A closer look reveals no such thing. By nearly every metric, the Aramco IPO was a failure. It posted an initial value of the company below bin Salman's value of $2 trillion and generated just one quarter of the $100 billion he claims he needs to bring his sand and oil empire into the 21st century by diversifying into entertainment, manufacturing, and tourism. By the second day, shares in the tiny Saudi-controlled Tadawul stock exchange had jumped 20 percent, but by that time the Prince was out, licking his wounds, and no doubt wondering how he was going to fulfill the promise of his Vision 2030 without the additional billions. He was also no doubt pondering just how much longer his kingdom could run double-digit billion-dollar deficits.

Aramco's CEO put the best face he could on the fiasco:

We are happy on the results today. And you have seen the market responds to our results, the company will continue to be the leader globally when it comes to the energy sector and at the same time we are looking at sustained and growing dividends to our investors. At the same time we continue our growth strategy, increasing profitability across cycles.

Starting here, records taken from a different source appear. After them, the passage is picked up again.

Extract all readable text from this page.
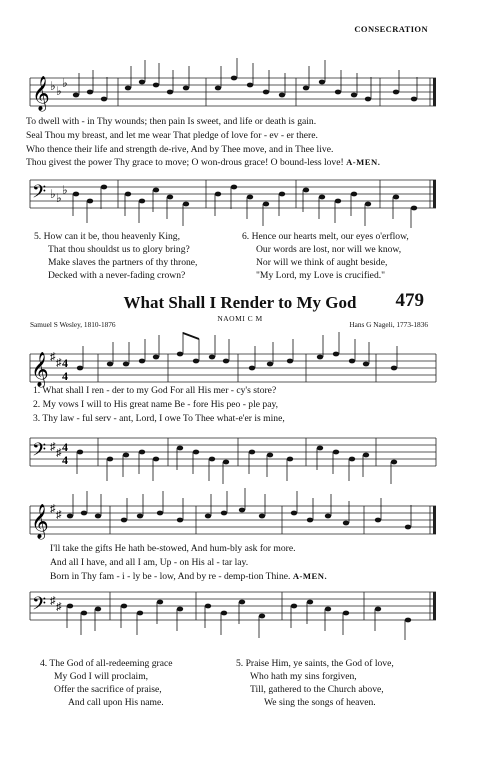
CONSECRATION
𝄞 ♭ ♭
♭
To dwell with - in Thy wounds; then pain Is sweet, and life or death is gain.
Seal Thou my breast, and let me wear That pledge of love for - ev - er there.
Who thence their life and strength de-rive, And by Thee move, and in Thee live.
Thou givest the power Thy grace to move; O won-drous grace! O bound-less love! A-MEN.
𝄢 ♭ ♭
♭
5. How can it be, thou heavenly King,
That thou shouldst us to glory bring?
Make slaves the partners of thy throne,
Decked with a never-fading crown?
6. Hence our hearts melt, our eyes o'erflow,
Our words are lost, nor will we know,
Nor will we think of aught beside,
"My Lord, my Love is crucified."
What Shall I Render to My God	479
NAOMI C M
Samuel S Wesley, 1810-1876	Hans G Nageli, 1773-1836
𝄞 ♯ ♯ 4
4
1. What shall I ren - der to my God For all His mer - cy's store?
2. My vows I will to His great name Be - fore His peo - ple pay,
3. Thy law - ful serv - ant, Lord, I owe To Thee what-e'er is mine,
𝄢 ♯ ♯ 4
4
𝄞 ♯ ♯
I'll take the gifts He hath be-stowed, And hum-bly ask for more.
And all I have, and all I am, Up - on His al - tar lay.
Born in Thy fam - i - ly be - low, And by re - demp-tion Thine. A-MEN.
𝄢 ♯ ♯
4. The God of all-redeeming grace
My God I will proclaim,
Offer the sacrifice of praise,
And call upon His name.
5. Praise Him, ye saints, the God of love,
Who hath my sins forgiven,
Till, gathered to the Church above,
We sing the songs of heaven.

On the other hand, Ellen Wald, author of "Saudi, Inc." (a look behind the façade of Crown Prince Mohammed bin Salman's ruthless murderous oil empire), called the first day's results a "hollow win," adding that "The local demand from retail investors wasn't as high as (Saudi Arabia) hoped for. The investments were almost entirely local and attracted [almost] no money from outside the region … the government had to manufacture demand [for shares]."